Using batch mapping for the load_and_validate_dataset function which uses data.map in process_messages_into_input_ids function in data_process.py

aryanorpe · aryanorpe · commit dd4583213ded · 2025-04-21T22:30:04.000+04:00
diff --git a/src/instructlab/training/data_process.py b/src/instructlab/training/data_process.py
@@ -723,30 +723,32 @@ def pretraining_is_using_legacy_granite_chat_template(ds: Dataset) -> bool:
         return False
 
 
-def ensure_dataset_is_compatible_with_legacy_format(
-    sample: t.Dict[str, t.Any],
-) -> t.Dict[str, t.Any]:
+def ensure_dataset_is_compatible_with_legacy_format(batch: t.Dict[str, t.List[t.Any]]) -> t.Dict[str, t.List[t.Any]]:
     """
-    Given a sample that uses the legacy pre-training format, we unroll the samples into ones with the
-    original messages contents.
+    Given a batch of samples using the legacy pre-training format, unroll the samples into ones with
+    the original messages contents.
     """
-    # deepcopy to prevent re-referencing the existing objects
-    new_sample = {
-        "messages": [],
-        "unmask": sample.get("unmask", False),
-    }
-    for msg in sample["messages"]:
-        if msg["role"] != "pretraining":
-            new_sample["messages"].append(msg)
-            continue
+    processed_messages = []
+    unmask_flags = []
 
-        # handle unmasking
-        new_sample["messages"].extend(
-            extract_messages_from_pretraining_text(msg["content"])
-        )
-        new_sample["unmask"] = True
+    for messages, unmask_flag in zip(batch["messages"], batch.get("unmask", [False] * len(batch["messages"]))):
+        new_messages = []
+        unmask = unmask_flag
 
-    return new_sample
+        for msg in messages:
+            if msg["role"] != "pretraining":
+                new_messages.append(msg)
+            else:
+                new_messages.extend(extract_messages_from_pretraining_text(msg["content"]))

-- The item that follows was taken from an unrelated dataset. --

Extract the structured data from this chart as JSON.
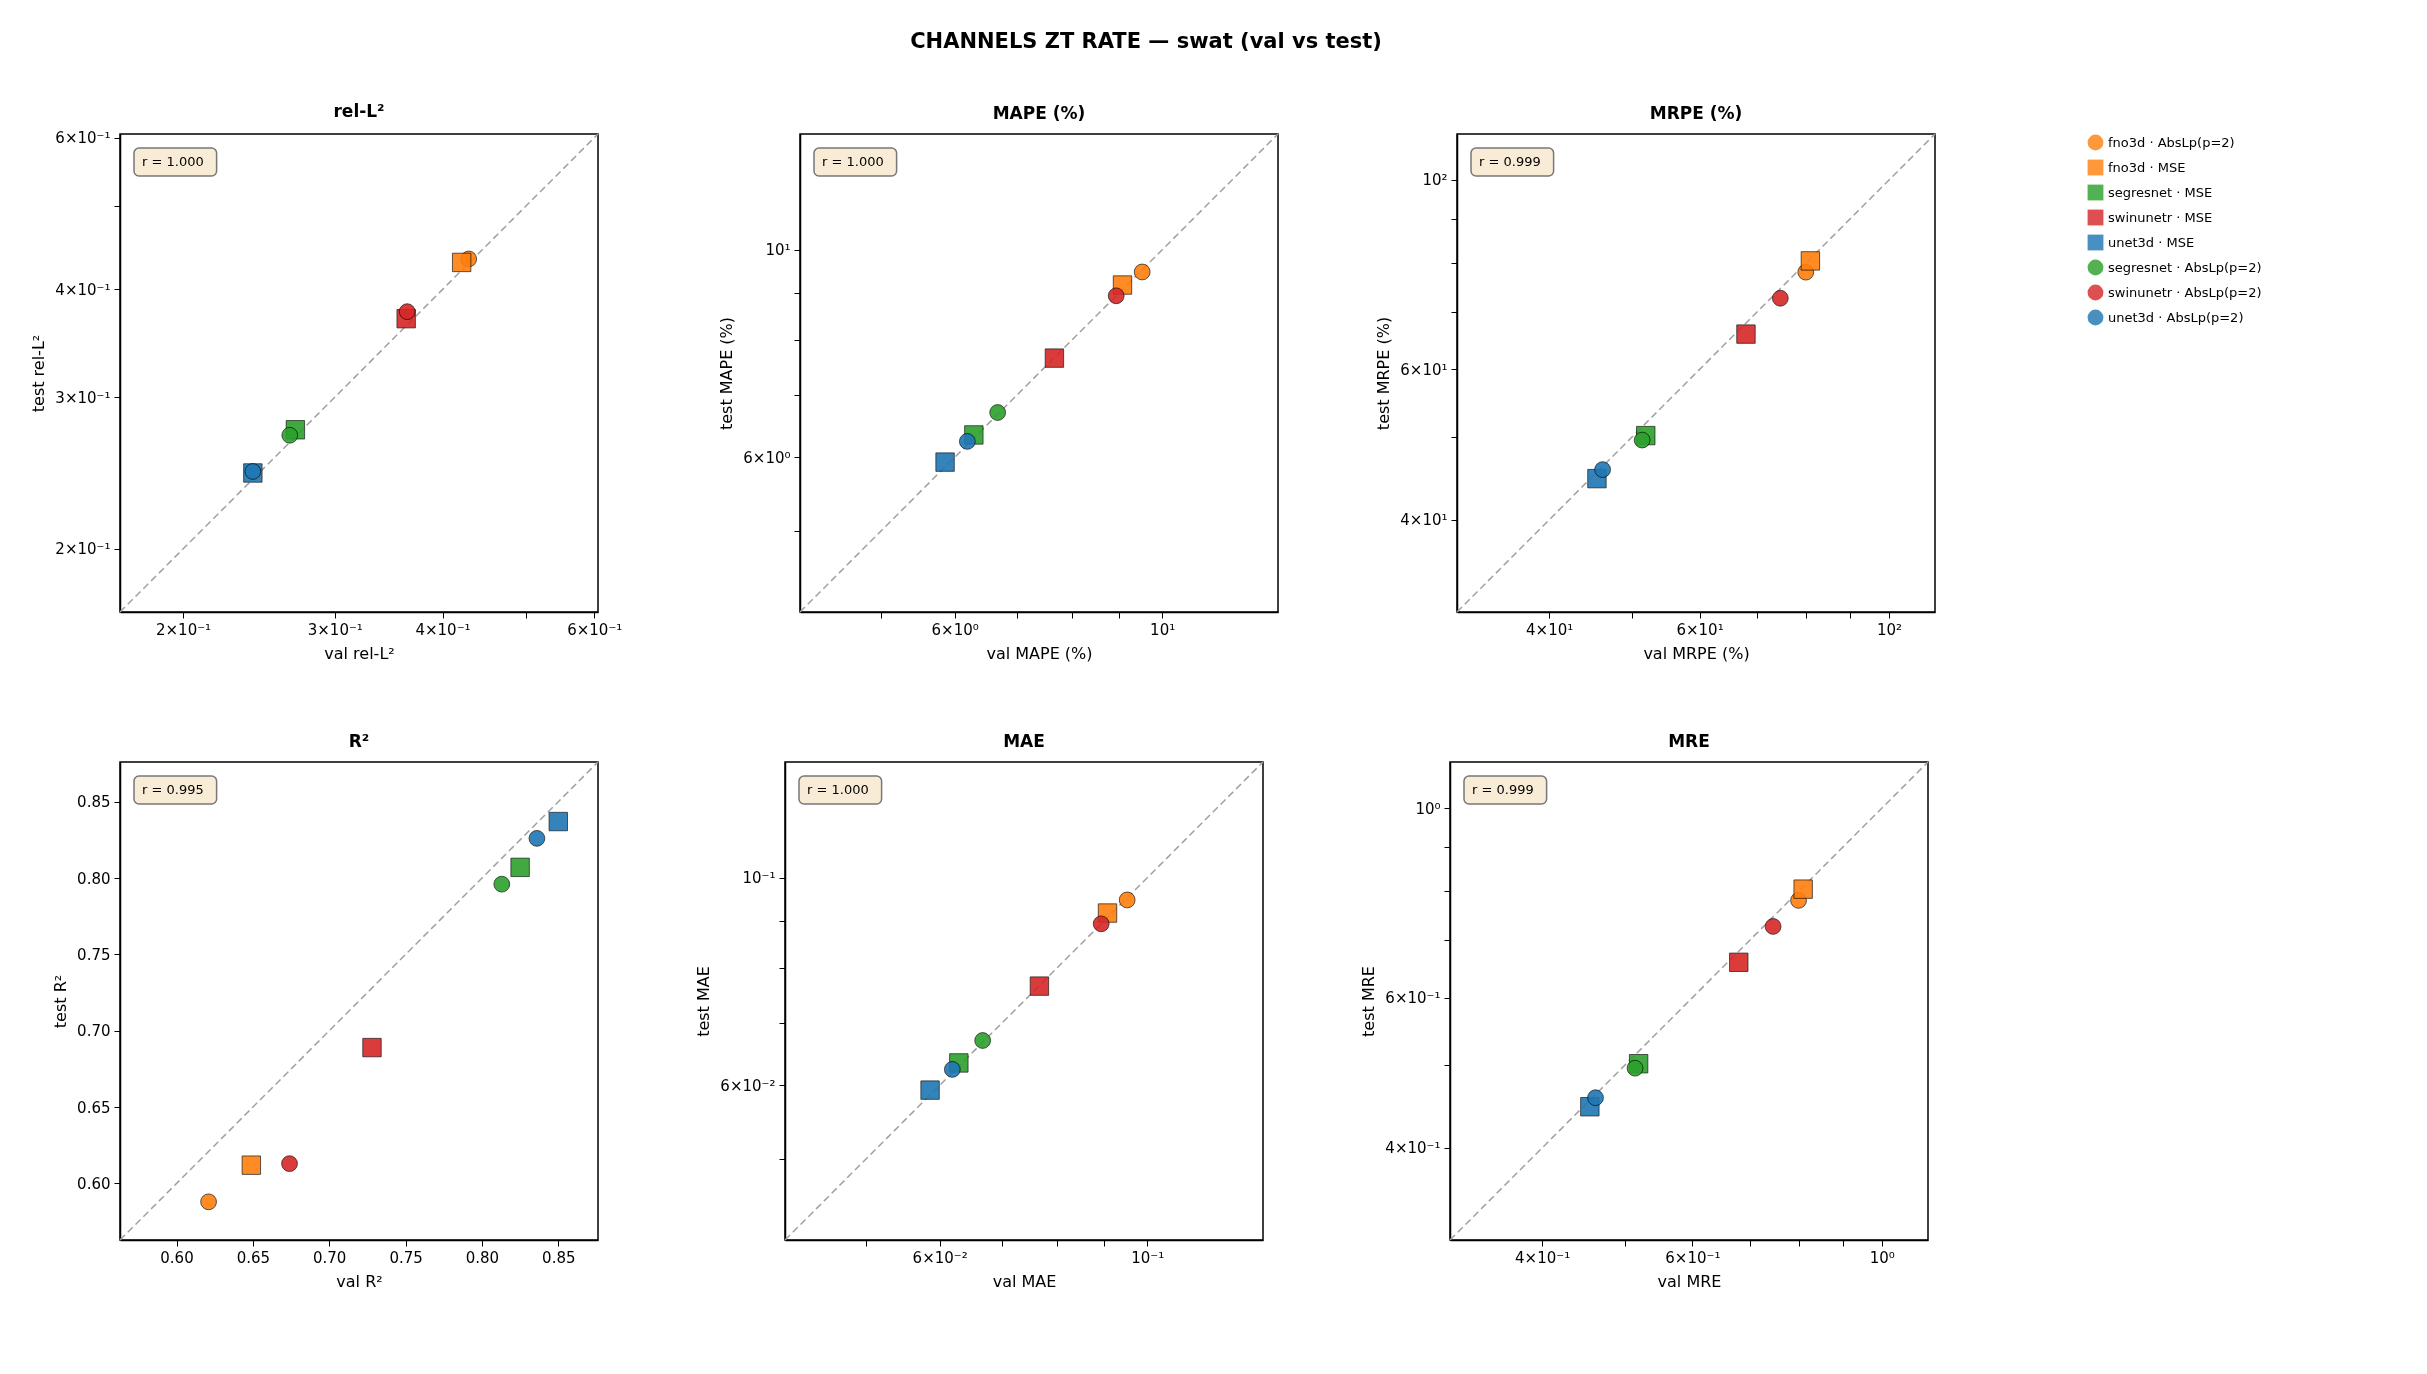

+                unmask = True  # if any pretraining message is found, set unmask to True
+
+        processed_messages.append(new_messages)
+        unmask_flags.append(unmask)
+
+    return {
+        "messages": processed_messages,
+        "unmask": unmask_flags,
+    }
 
 
 def filter_samples_by_length(
@@ -876,6 +878,8 @@ def load_and_validate_dataset(data_path: str, num_procs: int) -> Dataset:
 
     return data.map(
         ensure_dataset_is_compatible_with_legacy_format,
+        batched=True,
+        batch_size=1000,
         num_proc=num_procs,
         desc="Ensuring dataset is compatible with legacy format.",
     )